Arthur B. writes: Sure, experts with a certain economic interest say that Novell is dead and Linux is a wannabe. But their expert advise so far has always caused unforeseen budget overflows and compromises. We handle the risks; they handle the profits. And it was always our fault or someone else's. It was never their fault. We simply wanted too much. We didn't understand it. Well, we always kept our part of the deal. We paid, they just...

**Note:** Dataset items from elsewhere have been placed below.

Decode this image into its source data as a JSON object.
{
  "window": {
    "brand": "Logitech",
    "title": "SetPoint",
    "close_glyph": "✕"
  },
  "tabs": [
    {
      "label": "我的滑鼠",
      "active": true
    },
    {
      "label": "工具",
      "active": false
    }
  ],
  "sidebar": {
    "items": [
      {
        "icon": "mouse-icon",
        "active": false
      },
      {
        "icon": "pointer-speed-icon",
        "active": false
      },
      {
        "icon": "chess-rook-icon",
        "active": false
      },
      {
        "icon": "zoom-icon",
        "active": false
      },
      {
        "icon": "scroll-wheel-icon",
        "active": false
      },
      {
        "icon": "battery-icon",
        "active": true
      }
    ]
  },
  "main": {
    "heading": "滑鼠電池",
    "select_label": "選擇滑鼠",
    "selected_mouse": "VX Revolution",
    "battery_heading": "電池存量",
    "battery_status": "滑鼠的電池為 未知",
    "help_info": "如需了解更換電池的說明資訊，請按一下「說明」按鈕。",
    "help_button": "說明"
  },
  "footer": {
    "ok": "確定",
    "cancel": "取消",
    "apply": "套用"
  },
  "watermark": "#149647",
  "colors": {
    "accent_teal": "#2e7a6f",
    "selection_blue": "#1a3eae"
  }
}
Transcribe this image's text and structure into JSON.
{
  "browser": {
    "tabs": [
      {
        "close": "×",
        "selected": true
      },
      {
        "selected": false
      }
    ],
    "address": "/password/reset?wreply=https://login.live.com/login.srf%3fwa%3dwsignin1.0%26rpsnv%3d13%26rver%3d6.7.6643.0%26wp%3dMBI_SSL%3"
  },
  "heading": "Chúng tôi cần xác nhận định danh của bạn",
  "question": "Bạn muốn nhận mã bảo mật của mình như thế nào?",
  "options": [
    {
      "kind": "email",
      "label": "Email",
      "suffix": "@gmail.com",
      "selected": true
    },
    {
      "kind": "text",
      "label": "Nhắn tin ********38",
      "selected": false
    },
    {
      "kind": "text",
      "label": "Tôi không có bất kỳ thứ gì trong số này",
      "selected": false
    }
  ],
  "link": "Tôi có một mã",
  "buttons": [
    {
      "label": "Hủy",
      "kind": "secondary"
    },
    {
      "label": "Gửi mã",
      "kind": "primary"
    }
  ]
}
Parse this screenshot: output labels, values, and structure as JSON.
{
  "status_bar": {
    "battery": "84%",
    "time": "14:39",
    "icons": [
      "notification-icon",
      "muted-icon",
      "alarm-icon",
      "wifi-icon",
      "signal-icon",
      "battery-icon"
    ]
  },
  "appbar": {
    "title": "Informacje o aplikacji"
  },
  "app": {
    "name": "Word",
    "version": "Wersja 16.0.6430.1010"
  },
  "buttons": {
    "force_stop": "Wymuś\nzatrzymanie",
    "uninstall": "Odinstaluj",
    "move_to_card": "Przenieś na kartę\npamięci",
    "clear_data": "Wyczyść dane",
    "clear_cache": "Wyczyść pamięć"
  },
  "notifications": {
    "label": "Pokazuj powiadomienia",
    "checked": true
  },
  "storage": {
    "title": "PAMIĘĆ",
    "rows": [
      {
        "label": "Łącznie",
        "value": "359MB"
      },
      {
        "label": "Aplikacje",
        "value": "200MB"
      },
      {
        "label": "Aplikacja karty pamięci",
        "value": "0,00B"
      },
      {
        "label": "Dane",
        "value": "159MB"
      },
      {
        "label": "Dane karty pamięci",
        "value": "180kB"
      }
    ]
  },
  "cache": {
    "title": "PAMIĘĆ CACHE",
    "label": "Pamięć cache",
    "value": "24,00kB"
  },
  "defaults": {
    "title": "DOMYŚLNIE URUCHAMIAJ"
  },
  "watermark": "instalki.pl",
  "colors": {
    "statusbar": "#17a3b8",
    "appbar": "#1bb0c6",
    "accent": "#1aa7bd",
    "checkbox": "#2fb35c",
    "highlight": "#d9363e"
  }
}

didn't deliver. But somehow that was something we didn't understand. We just needed to adapt our way of business to their views. And sure enough, by the time things were starting to work (read: people learned to cope with the system), it was time to upgrade. And not just some things, but everything. And any third-party solution that couldn't cope with the new world was labeled outdated, of course, a fact that locked us even further in. If you think that that brought company knowledge, insight and oversight to new heights, you're sadly mistaken. No, both Novell and Linux will stay around at least long enough to help us in the coming years for a fair price. And Microsoft won't be booted completely out of the company. It'll be trimmed down to specialized islands so it won't bother other systems and do what it does best: application services until Linux, Novell or someone else is mature enough to handle that part as well. Or until Microsoft shapes up.

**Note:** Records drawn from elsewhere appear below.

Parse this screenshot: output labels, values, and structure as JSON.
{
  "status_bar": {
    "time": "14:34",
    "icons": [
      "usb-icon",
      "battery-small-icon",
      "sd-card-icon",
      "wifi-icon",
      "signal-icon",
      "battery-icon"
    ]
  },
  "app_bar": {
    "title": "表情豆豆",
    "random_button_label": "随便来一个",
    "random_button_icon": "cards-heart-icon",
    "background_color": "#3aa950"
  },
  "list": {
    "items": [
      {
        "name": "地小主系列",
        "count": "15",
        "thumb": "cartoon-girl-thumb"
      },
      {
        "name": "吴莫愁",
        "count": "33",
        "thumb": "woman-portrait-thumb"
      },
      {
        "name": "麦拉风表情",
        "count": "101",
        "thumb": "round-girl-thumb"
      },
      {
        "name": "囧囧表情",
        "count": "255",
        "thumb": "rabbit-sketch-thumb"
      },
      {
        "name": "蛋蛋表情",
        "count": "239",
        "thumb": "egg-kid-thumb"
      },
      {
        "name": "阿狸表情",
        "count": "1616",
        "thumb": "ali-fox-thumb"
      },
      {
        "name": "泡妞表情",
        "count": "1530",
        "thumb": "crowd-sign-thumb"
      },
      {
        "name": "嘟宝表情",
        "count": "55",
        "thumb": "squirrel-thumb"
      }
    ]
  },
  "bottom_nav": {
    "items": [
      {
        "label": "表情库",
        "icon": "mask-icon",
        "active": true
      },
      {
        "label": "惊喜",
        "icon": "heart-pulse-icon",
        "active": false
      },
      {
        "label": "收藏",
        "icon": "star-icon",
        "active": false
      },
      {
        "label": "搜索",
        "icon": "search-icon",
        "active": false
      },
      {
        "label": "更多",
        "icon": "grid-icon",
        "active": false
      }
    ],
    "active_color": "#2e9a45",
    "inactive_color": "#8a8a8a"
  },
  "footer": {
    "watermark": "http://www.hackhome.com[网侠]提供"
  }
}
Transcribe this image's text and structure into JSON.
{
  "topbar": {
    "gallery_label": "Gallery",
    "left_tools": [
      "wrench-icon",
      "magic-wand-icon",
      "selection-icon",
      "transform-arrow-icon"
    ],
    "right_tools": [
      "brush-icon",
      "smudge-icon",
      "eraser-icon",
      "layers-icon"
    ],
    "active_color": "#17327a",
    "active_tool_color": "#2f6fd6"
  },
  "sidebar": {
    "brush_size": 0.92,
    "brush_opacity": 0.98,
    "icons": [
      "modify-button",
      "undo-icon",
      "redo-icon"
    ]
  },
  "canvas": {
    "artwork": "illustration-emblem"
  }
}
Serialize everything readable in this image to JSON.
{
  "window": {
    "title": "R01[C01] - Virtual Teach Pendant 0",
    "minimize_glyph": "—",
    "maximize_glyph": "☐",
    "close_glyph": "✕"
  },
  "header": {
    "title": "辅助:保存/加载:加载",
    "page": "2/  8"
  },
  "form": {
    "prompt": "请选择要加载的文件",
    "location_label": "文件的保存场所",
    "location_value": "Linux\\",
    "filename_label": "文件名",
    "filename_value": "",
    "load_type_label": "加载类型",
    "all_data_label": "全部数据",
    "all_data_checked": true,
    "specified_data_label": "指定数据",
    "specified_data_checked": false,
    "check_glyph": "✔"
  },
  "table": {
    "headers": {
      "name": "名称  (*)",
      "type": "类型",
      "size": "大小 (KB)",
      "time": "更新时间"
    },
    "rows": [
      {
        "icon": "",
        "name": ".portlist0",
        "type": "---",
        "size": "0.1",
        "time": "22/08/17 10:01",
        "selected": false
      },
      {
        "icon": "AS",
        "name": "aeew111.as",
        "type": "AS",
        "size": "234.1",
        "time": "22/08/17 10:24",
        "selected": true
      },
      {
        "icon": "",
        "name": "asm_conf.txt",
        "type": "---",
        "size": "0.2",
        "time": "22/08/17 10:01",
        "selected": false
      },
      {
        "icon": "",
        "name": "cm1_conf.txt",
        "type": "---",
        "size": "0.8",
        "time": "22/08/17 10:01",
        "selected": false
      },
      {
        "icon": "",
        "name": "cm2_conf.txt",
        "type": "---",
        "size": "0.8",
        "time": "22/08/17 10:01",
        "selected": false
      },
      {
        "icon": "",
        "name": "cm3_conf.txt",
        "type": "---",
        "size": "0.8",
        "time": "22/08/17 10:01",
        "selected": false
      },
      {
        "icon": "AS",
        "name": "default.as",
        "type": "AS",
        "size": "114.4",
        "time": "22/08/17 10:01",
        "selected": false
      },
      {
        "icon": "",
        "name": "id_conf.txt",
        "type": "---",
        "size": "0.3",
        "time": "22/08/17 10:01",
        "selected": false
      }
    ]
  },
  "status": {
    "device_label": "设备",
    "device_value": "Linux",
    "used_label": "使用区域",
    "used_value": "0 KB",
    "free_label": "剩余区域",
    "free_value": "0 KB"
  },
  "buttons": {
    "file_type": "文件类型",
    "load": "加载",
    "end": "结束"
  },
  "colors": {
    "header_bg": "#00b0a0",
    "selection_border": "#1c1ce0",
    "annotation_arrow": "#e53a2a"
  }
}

Oh, the horror, the horror. What difficult choices we await.
Erm, not really.
Dieter Klotzsche writes:
We have up to now a stable NT4 server installation. The software running on the server is stable. We are not going to upgrade until we are forced to do so by software updates, which will no longer run with NT 4.0. We do not need any support from Microsoft.
Ted D. writes:
Plans for post-NT upgrades? *nix.
Like we should have done in the first place, but were lazy/gullible/scared/tight? No more Redmond. Free at last!
Aaron Solomon writes:
Our lab upgraded to Windows 2000 two years ago, and will upgrade to Windows Server 2003 next month because IPv6 support in the OS is critical to us.
Marc Breit writes:
We did our Win2K migration in mid-June 2003 and brought up all of our servers and workstations to at least Windows 2000 within the last 24 months. The domain migration set the last action in the task list. As Exchange 2003 is nearby, we plan to migrate our Exchange 5.5 to 2003 in August 2003 and perform before a domain upgrade from 2000 to 2003, although we stepped to 2000 domain a fortnight ago.